Tarde de autógrafos? Tarde de agonia.
Só quem já publicou sabe os segundos angustiantes que antecedem o lançamento de um livro. No mínimo, você pensa que não chegará ninguém, que irá faltar luz, cair uma chuva torrencial, ou um aerólito despencará justo na hora e local do evento. Não adianta ter publicado e celebrado outras vezes, a cada lançamento esta tensão se renova.
Lembro bem de Lygia Fagundes Telles que relatou a tarde de autógrafos do seu primeiro livro. A escritora, à época desconhecida do grande público, descreve sua estreia em um dia de chuva e com “gatos pingados”, apenas sua tia, prima e algum colega compareceram, além de um jornalista misterioso do folhetim local. Assim também escreve Caio Fernando Abreu em uma crônica intitulada “Autógrafos, manias, medos e enfermarias”; na qual ele fala sobre a postura de alguns escritores nestas ocasiões de estreias: “Clarice Lispector apenas assinava seu nome. Érico Veríssimo autografava, mas dizia sentir-se constrangido como um camelô-de-si-mesmo”. Caio denomina esta ocasião como um “liquidificador emocional”.

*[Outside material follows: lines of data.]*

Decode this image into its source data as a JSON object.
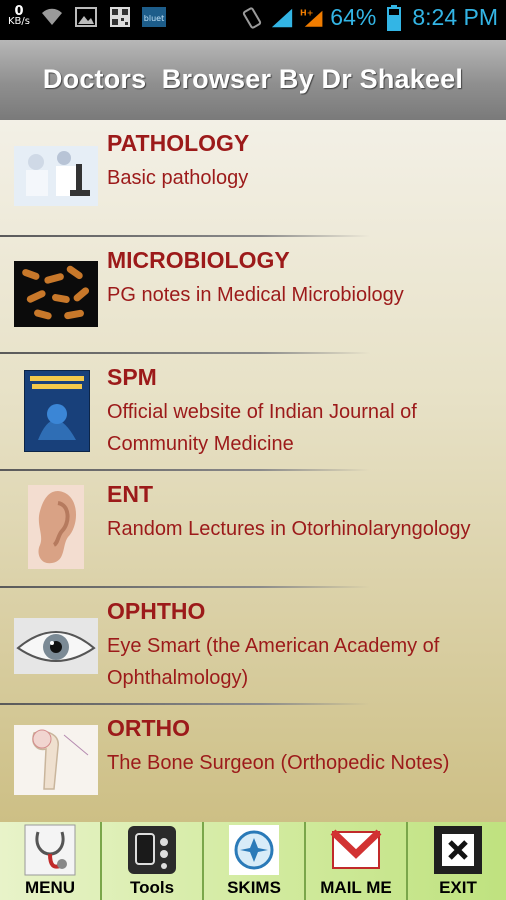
{
  "status_bar": {
    "data_speed_value": "0",
    "data_speed_unit": "KB/s",
    "icons": [
      "wifi-icon",
      "image-icon",
      "qr-icon",
      "bluetooth-app-icon",
      "vibrate-icon",
      "signal-icon",
      "signal-hplus-icon",
      "battery-icon"
    ],
    "battery_percent": "64%",
    "time": "8:24 PM"
  },
  "header": {
    "title": "Doctors  Browser By Dr Shakeel"
  },
  "list": {
    "items": [
      {
        "title": "PATHOLOGY",
        "subtitle": "Basic pathology",
        "icon": "microscope-lab-image"
      },
      {
        "title": "MICROBIOLOGY",
        "subtitle": "PG notes in Medical Microbiology",
        "icon": "bacteria-image"
      },
      {
        "title": "SPM",
        "subtitle": "Official website of Indian Journal of Community Medicine",
        "icon": "community-medicine-book-image"
      },
      {
        "title": "ENT",
        "subtitle": "Random Lectures in Otorhinolaryngology",
        "icon": "ear-image"
      },
      {
        "title": "OPHTHO",
        "subtitle": "Eye Smart (the  American Academy of Ophthalmology)",
        "icon": "eye-image"
      },
      {
        "title": "ORTHO",
        "subtitle": "The Bone Surgeon (Orthopedic Notes)",
        "icon": "bone-xray-image"
      }
    ]
  },
  "bottom_bar": {
    "buttons": [
      {
        "label": "MENU",
        "icon": "stethoscope-icon"
      },
      {
        "label": "Tools",
        "icon": "phone-tools-icon"
      },
      {
        "label": "SKIMS",
        "icon": "skims-logo-icon"
      },
      {
        "label": "MAIL ME",
        "icon": "gmail-icon"
      },
      {
        "label": "EXIT",
        "icon": "exit-x-icon"
      }
    ]
  },
  "colors": {
    "accent_text": "#9c1a1a",
    "status_blue": "#33b5e5",
    "bottom_bar_green": "#d3eba1"
  }
}
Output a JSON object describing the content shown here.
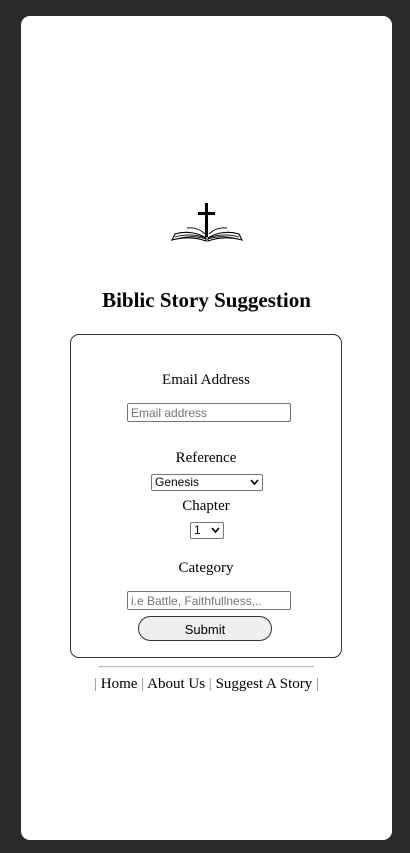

Realmente, desde a divulgação até o momento ímpar do lançamento, não paramos fabular, imaginar cenas. Eu penso, por exemplo, que se nada der certo, eu canto Lennon e digo que sou hippie, que esta coisa de vender livros não interessa: vamos viver a poesia, gente! Mas, na verdade, uma gangorra brinca dentro de mim. De repente, quase na hora da estreia, o desodorante some, o sapato está sujo, a calça apertada, as canetas falham e a sensação de “seja o que Deus quiser” invade logo que avisto o primeiro convidado. Sorrio na foto, mas minhas pupilas acompanham tudo: será que todo mundo está bem servido, será que está demorando, será que está muito calor, será que faltaram cadeiras, será que o som está legal, será que alguém já foi embora antes da apresentação, será, será, será?
Interessante que na maior parte dos casos, o escritor é o que menos aproveita o evento, quando passa, bate aquela impressão: e agora, quem vai comer coxinha e conversar comigo? Que assim seja, o importante está na obra, na leitura pessoal. Eis que adoramos um embrulho, o meu com corações vermelhos e laços de fitas!